There is this almost maniacal focus on worst case scenarios, but what about the best-case ones? Or even the good case?
I'm kind of tired of bringing this up again and again, but we all know that Frame Generation does not work well with low base FPS, been there done that - I get it. But it is a whole different story when you use Frame Gen with 50FPS baseline and even more so at 90FPS baseline.
So, let's not sit here pretending as if you need some perfect "solar oven" situation to use Frame Gen to a good effect, it's quite reverse, as a matter of fact - things need to be really bad to begin with for Frame Gen not to be usable.
Amen! The "fake frames" crowd isn't trying to be objective and truthful, they're just yelling the same meme very loudly and pretending it's always correct. FG and MFG can and do break down at a certain point for sure.
Hello, Indiana Jones and the Great Circle, with Full RT enabled and DLSS Quality mode? That works, on an RTX 4080 Super, and gives about 60 FPS. Turn on framegen and you exceed the VRAM and it breaks. On the 5080, it just stopped responding. On the 4080 Super, it dropped to 18 FPS. But on the 4090, it went from 80 FPS to 110 FPS... which still isn't a great result.
That's one where I'd say the benefits of FG aren't high enough, at least with the old DLSS3 FG in that particular game. I feel like FG needs to give about a 40~50% boost to FPS, minimum, or it's a drawback. The increased latency overcomes the smoothing effect. And Nvidia (and AMD and Intel) know this and are working to make framegen algorithms run faster and look better.
In Black Myth Wukong, 4080 Super goes from 36 FPS to 58 FPS with framegen. Even though input sampling is now at 29 vs. 36, overall? I'd say it plays better that way.

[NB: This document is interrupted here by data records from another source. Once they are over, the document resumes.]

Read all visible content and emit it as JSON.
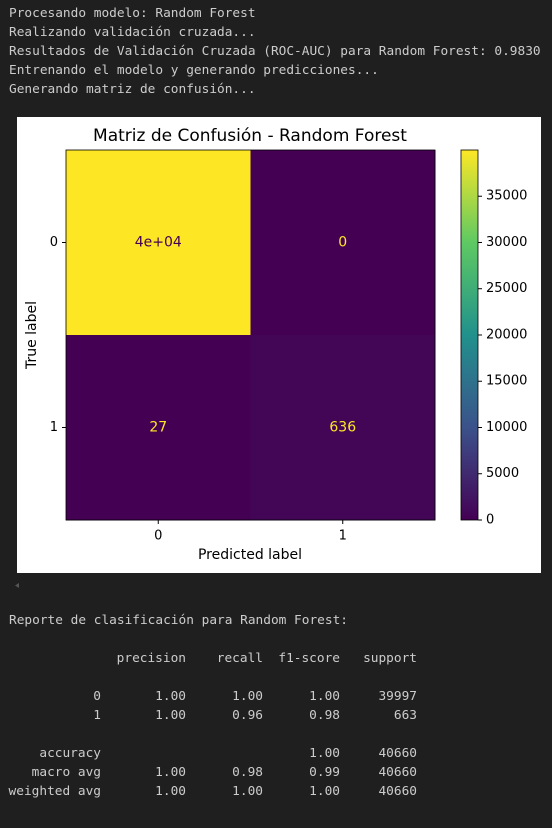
{
  "console_lines": [
    "Procesando modelo: Random Forest",
    "Realizando validación cruzada...",
    "Resultados de Validación Cruzada (ROC-AUC) para Random Forest: 0.9830",
    "Entrenando el modelo y generando predicciones...",
    "Generando matriz de confusión..."
  ],
  "chart_data": {
    "type": "heatmap",
    "title": "Matriz de Confusión - Random Forest",
    "x_label": "Predicted label",
    "y_label": "True label",
    "x_categories": [
      "0",
      "1"
    ],
    "y_categories": [
      "0",
      "1"
    ],
    "values": [
      [
        39997,
        0
      ],
      [
        27,
        636
      ]
    ],
    "value_labels": [
      [
        "4e+04",
        "0"
      ],
      [
        "27",
        "636"
      ]
    ],
    "colormap": "viridis",
    "clim": [
      0,
      39997
    ],
    "cticks": [
      0,
      5000,
      10000,
      15000,
      20000,
      25000,
      30000,
      35000
    ]
  },
  "report": {
    "title": "Reporte de clasificación para Random Forest:",
    "headers": [
      "precision",
      "recall",
      "f1-score",
      "support"
    ],
    "rows": [
      {
        "label": "0",
        "cells": [
          "1.00",
          "1.00",
          "1.00",
          "39997"
        ]
      },
      {
        "label": "1",
        "cells": [
          "1.00",
          "0.96",
          "0.98",
          "663"
        ]
      },
      {
        "label": "accuracy",
        "cells": [
          null,
          null,
          "1.00",
          "40660"
        ]
      },
      {
        "label": "macro avg",
        "cells": [
          "1.00",
          "0.98",
          "0.99",
          "40660"
        ]
      },
      {
        "label": "weighted avg",
        "cells": [
          "1.00",
          "1.00",
          "1.00",
          "40660"
        ]
      }
    ]
  }
}
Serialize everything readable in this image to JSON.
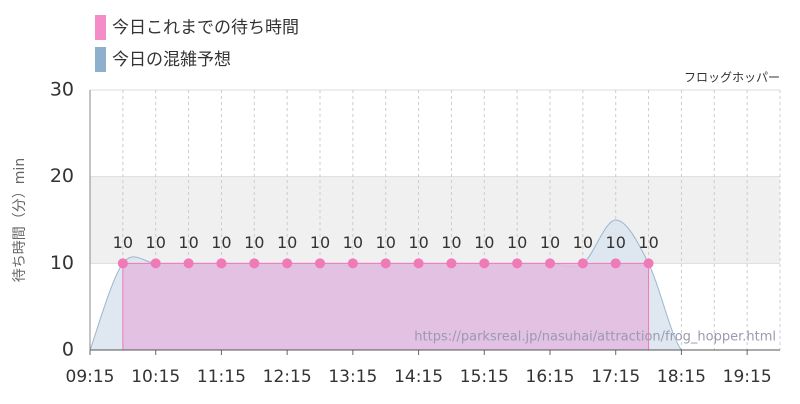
{
  "chart_data": {
    "type": "area",
    "legend": [
      "今日これまでの待ち時間",
      "今日の混雑予想"
    ],
    "attraction": "フロッグホッパー",
    "y_label": "待ち時間（分）min",
    "source": "https://parksreal.jp/nasuhai/attraction/frog_hopper.html",
    "xlim": [
      "09:15",
      "19:45"
    ],
    "xticks": [
      "09:15",
      "10:15",
      "11:15",
      "12:15",
      "13:15",
      "14:15",
      "15:15",
      "16:15",
      "17:15",
      "18:15",
      "19:15"
    ],
    "ylim": [
      0,
      30
    ],
    "yticks": [
      0,
      10,
      20,
      30
    ],
    "shaded_band": [
      10,
      20
    ],
    "grid": true,
    "series": [
      {
        "name": "今日これまでの待ち時間",
        "color": "#f07ab8",
        "fill": "#e2bde0",
        "data_labels": true,
        "x": [
          "09:45",
          "10:15",
          "10:45",
          "11:15",
          "11:45",
          "12:15",
          "12:45",
          "13:15",
          "13:45",
          "14:15",
          "14:45",
          "15:15",
          "15:45",
          "16:15",
          "16:45",
          "17:15",
          "17:45"
        ],
        "values": [
          10,
          10,
          10,
          10,
          10,
          10,
          10,
          10,
          10,
          10,
          10,
          10,
          10,
          10,
          10,
          10,
          10
        ]
      },
      {
        "name": "今日の混雑予想",
        "color": "#9bb6cc",
        "fill": "#dbe6ef",
        "x": [
          "09:15",
          "09:45",
          "10:15",
          "10:45",
          "11:15",
          "11:45",
          "12:15",
          "12:45",
          "13:15",
          "13:45",
          "14:15",
          "14:45",
          "15:15",
          "15:45",
          "16:15",
          "16:45",
          "17:15",
          "17:45",
          "18:15",
          "18:45",
          "19:15",
          "19:45"
        ],
        "values": [
          0,
          10,
          10,
          10,
          10,
          10,
          10,
          10,
          10,
          10,
          10,
          10,
          10,
          10,
          10,
          10,
          15,
          10,
          0,
          0,
          0,
          0
        ]
      }
    ]
  }
}
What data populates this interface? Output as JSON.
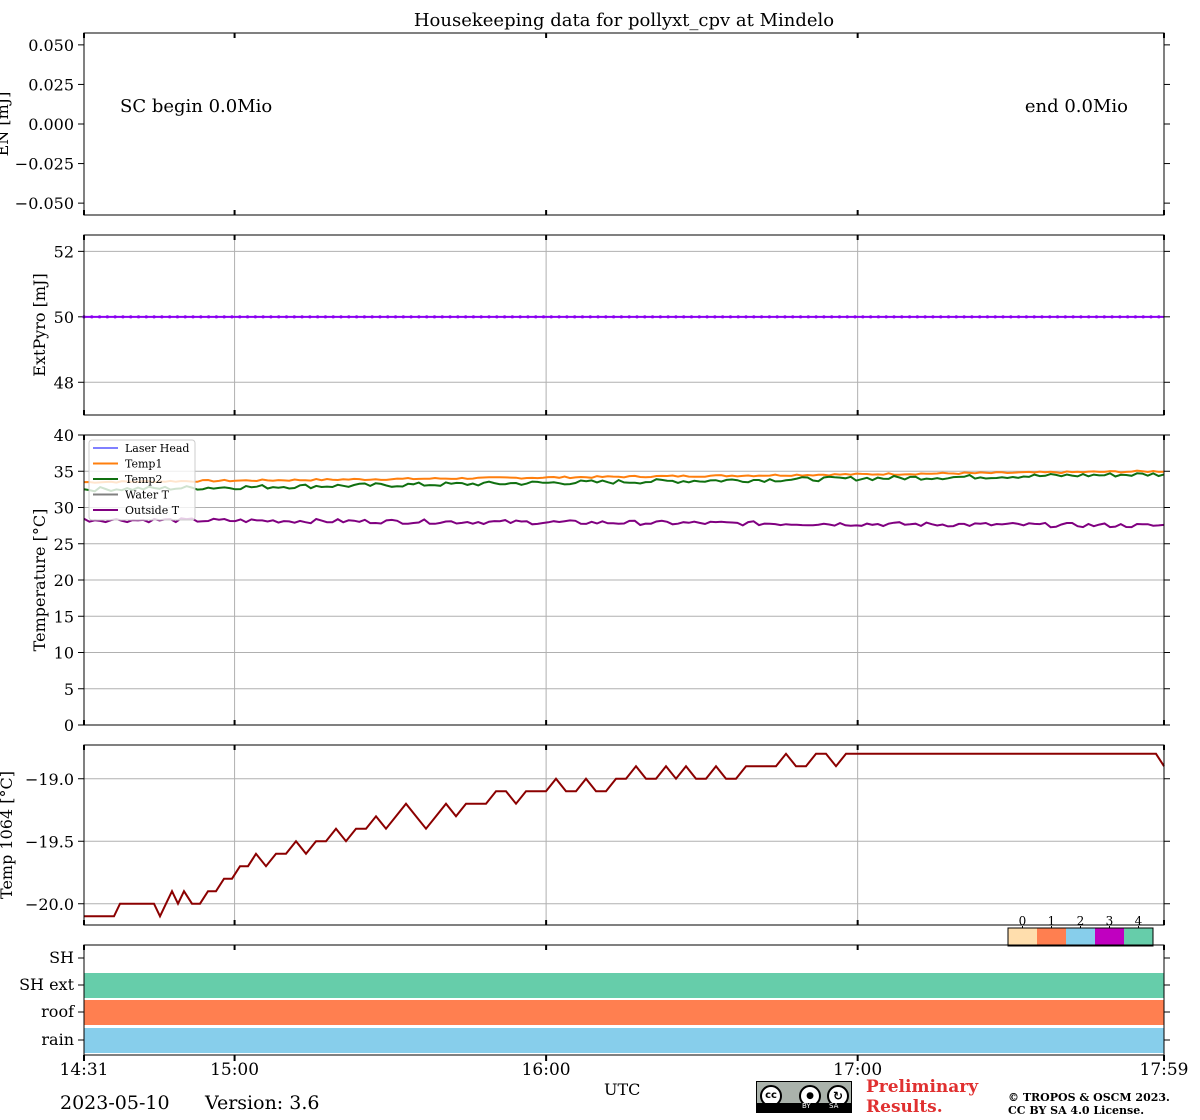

But what it really needs is a higher base FPS, like a 4090 going from 48 FPS to 77 FPS. Either one is a 60% increase and acceptable — still not great but better than playing without, depending on subjective feelings.
Now, what about the new and improved framegen? The 4080 Super goes from 32 FPS base to 60 FPS with framegen in Cyberpunk 2077 (RT-Overdrive enabled with DLSS Quality Transformers). That's an 88% improvement and definitely feels better. It still probably only feels like about 40~45 FPS to me, but for sure it feels better than 32 FPS. Because going from 32 input samples per second to 30 samples per second isn't a huge drop, but visually 60 looks much, MUCH smoother than 32.
TLDR: Old DLSS3 framegen was more problematic as it often didn't boost performance enough. FSR3 did better on performance boosting but was severely lacking in image quality. DLSS4 framegen seems to get both the performance boost and image quality "right." And it will still depend on the game and implementation. (Hogwarts Legacy with all the RT stuff enabled still sucks for baseline performance.)